Monday, March 18, 2013

State Representative wants to break federal law telling food stamp recipients what to eat.

They must be disciplined.

That’s what the Republican Party is all about, “teaching” and punishing the “takers,” without spending any money. And in the following case, restrict food stamp users to healthy foods, even though legally that would break federal law. (Just a note, below Bill Maher discusses food stamps and the hunger problem. We actually beat the hunger problem once, but that all changed under Ronald Reagan. Too much of a good thing.)
LeaderTelegram: A Wisconsin state lawmaker wants food stamp users to eat healthier — whether they want to or not. Rep. Dean Kaufert, a Republican from Neenah, would cut the use of food stamps on junk food. "The system is being abused," Kaufert said. "Some people are not spending their benefits wisely."

States aren't allowed to set their own definitions of what's "healthy" or "junk," and Kaufert's bill doesn't actually name any products or food groups. The state also can't change what FoodShare covers without a waiver from the federal government.
Should we ask Rep. Kaufert for this months grocery bills and then proceed to tell him what he should or shouldn't eat? Perhaps government should step in and reprimand people for not “spending their money wisely.”

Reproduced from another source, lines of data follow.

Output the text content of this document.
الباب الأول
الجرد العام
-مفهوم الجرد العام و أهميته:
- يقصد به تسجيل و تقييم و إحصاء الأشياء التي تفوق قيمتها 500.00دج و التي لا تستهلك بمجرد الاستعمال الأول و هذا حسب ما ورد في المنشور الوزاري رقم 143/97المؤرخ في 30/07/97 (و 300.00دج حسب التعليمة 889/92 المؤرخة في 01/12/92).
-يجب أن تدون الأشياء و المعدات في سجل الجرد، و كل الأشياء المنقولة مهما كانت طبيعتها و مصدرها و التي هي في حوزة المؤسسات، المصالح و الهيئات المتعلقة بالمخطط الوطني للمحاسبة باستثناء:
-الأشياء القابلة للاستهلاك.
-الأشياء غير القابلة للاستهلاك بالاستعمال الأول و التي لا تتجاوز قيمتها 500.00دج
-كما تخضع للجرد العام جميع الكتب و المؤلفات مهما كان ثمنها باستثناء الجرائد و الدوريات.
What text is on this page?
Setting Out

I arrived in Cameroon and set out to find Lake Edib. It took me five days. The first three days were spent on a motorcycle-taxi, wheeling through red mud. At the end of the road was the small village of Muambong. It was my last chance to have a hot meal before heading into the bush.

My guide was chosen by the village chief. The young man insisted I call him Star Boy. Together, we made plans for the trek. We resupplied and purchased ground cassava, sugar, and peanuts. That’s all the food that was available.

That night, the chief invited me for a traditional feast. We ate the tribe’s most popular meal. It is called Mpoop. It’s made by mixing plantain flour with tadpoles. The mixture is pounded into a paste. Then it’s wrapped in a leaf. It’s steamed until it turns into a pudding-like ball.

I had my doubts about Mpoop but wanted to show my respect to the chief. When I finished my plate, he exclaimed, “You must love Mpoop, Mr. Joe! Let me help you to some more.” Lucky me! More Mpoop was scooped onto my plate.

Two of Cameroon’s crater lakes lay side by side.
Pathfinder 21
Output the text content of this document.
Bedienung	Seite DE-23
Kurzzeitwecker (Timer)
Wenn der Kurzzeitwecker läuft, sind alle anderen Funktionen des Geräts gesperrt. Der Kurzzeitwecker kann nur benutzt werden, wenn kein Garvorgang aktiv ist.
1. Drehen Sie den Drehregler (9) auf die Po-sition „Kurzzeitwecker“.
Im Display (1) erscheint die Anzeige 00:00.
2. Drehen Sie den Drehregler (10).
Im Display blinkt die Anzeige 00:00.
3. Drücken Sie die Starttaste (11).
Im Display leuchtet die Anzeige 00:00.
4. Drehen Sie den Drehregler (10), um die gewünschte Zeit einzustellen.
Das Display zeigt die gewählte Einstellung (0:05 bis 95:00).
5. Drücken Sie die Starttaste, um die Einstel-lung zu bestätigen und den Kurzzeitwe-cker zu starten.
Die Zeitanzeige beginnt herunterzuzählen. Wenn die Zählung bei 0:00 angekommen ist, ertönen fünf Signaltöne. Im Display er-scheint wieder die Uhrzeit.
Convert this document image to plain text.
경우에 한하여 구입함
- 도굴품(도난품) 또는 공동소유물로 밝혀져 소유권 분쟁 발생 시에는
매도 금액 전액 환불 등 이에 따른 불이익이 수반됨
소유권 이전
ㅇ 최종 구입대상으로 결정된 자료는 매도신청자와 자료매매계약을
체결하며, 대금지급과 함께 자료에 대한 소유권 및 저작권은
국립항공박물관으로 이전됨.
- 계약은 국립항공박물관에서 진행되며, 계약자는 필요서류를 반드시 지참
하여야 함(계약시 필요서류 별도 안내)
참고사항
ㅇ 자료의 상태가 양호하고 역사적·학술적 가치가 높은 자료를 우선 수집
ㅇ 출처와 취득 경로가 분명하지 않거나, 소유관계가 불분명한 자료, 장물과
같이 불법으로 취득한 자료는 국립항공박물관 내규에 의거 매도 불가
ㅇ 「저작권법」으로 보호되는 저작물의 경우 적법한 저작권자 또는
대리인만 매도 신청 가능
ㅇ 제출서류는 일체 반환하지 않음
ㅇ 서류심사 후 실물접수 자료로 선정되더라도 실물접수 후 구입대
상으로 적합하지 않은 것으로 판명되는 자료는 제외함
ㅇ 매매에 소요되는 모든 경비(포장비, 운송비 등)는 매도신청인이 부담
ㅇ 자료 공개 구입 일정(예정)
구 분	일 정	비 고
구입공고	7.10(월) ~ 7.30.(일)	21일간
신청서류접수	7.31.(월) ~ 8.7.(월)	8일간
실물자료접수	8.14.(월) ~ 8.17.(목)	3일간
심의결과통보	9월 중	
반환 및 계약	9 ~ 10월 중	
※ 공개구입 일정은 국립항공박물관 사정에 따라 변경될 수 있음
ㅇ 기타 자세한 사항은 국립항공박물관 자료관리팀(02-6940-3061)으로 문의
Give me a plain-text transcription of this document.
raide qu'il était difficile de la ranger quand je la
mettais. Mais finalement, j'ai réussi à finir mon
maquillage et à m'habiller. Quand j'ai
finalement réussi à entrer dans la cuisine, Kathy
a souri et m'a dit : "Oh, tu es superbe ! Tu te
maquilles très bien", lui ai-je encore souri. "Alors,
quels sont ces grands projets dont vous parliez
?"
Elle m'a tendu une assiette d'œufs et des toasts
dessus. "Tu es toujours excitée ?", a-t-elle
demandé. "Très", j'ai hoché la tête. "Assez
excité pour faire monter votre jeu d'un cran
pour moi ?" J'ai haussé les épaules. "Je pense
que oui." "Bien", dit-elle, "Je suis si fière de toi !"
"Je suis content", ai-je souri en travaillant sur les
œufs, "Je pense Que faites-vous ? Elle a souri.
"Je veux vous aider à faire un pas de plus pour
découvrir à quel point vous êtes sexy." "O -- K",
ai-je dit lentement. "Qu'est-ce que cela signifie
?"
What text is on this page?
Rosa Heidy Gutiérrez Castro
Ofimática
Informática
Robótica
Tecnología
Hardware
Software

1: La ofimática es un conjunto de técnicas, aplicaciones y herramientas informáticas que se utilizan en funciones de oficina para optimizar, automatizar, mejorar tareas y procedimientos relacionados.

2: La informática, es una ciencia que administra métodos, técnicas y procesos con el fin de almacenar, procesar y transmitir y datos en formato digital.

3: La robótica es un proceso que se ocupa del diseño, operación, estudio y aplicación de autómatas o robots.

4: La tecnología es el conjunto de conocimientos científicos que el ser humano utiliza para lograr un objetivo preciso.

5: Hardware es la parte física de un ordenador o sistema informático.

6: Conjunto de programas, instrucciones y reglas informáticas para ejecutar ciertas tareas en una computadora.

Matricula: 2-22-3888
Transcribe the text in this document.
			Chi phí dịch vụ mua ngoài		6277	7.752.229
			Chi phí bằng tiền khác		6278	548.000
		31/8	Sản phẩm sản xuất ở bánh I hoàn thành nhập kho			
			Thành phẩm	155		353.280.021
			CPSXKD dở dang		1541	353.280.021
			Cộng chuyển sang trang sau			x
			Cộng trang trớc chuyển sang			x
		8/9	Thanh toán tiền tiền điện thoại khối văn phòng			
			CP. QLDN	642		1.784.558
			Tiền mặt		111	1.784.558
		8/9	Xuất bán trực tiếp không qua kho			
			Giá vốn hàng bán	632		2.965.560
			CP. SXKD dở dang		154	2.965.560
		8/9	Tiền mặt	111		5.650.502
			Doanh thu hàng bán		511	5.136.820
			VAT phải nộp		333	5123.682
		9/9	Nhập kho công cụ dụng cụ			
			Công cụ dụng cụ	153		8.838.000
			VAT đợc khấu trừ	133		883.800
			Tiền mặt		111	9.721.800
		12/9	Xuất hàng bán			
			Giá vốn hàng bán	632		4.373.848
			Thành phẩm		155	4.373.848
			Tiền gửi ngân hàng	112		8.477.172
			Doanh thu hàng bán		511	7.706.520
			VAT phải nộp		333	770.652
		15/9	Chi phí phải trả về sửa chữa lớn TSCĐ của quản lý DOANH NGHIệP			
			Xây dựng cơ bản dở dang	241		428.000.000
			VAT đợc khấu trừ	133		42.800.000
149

There is one program that helps those who can buy healthy foods:
The success of a Massachusetts program where food stamp users earned 30 cents on every food-aid dollar when purchasing certain fruits and vegetables.
To clear up the mystery of the food stamp program, check below. But first, this interview with chef Tom Colicchio, who appears in the film "A Place at the Table," it might change a few peoples perspectives: 


Here's the trailer:

FoodShare uses federal money to help individuals and families buy almost any food they need other than alcohol, cigarettes, non-food items and restaurant meals. Eligible recipients include people of all ages who are employed but have low incomes, are living on small or fixed incomes, have lost their jobs, or have disabilities and can't work. About 15 percent of Wisconsin's population, or 850,000 people, got such benefits in January. Nearly half of them were children.